Chavez at the time acknowledged that his government's previous initiatives to improve the prisons hadn't worked, and he pledged changes including building new prisons, improving conditions and speeding trials. Since then, Chavez has approved funds to repair and renovate prisons.

But opponents and activists say the government hasn't made real progress at penitentiaries where hundreds continue to die each year. Violence has flared repeatedly at other prisons in the past year. In August, 25 people were killed and 43 wounded when two groups of inmates fought a gunbattle inside Yare I prison south of Caracas.

Venezuela has 33 prisons built to hold about 12,000 inmates. Officials have said the prisons' population is currently about 47,000. Uribana prison was built to hold about 850 inmates. Varela said that when the violence erupted the prison held about 2,400.

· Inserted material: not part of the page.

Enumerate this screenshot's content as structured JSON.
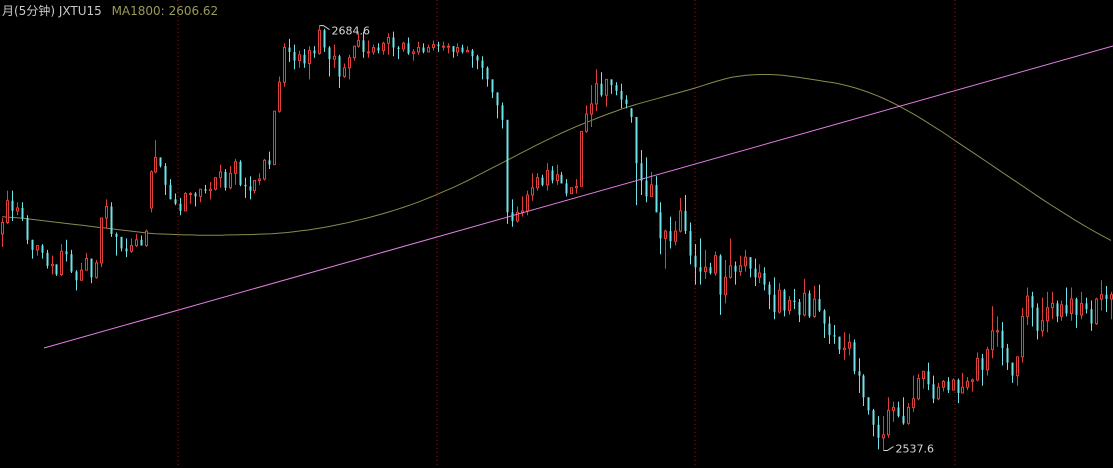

Opposition leader Henrique Capriles called government officials' response "incredible" and inadequate. Without mentioning Vice President Nicolas Maduro by name, Capriles criticized government officials who ordered an investigation and then traveled off to a summit in Chile.

He noted that in Brazil, President Dilma Rousseff reacted differently after a nightclub fire that killed more than 230 people, when she cut short her summit trip and returning to visit the injured. "Here, they go away to a summit. They dispose of it as if it were one more matter, one more little problem," Capriles said at a televised event. "If we have a state that's not capable of providing security within a penitentiary, what's left for common citizens?"

"The problem that we're seeing can't be solved closing a prison," Capriles said. "The way to solve it is resolving the problem of overcrowding."

Associated Press writer Vivian Sequera in Bogota, Colombia, contributed to this report.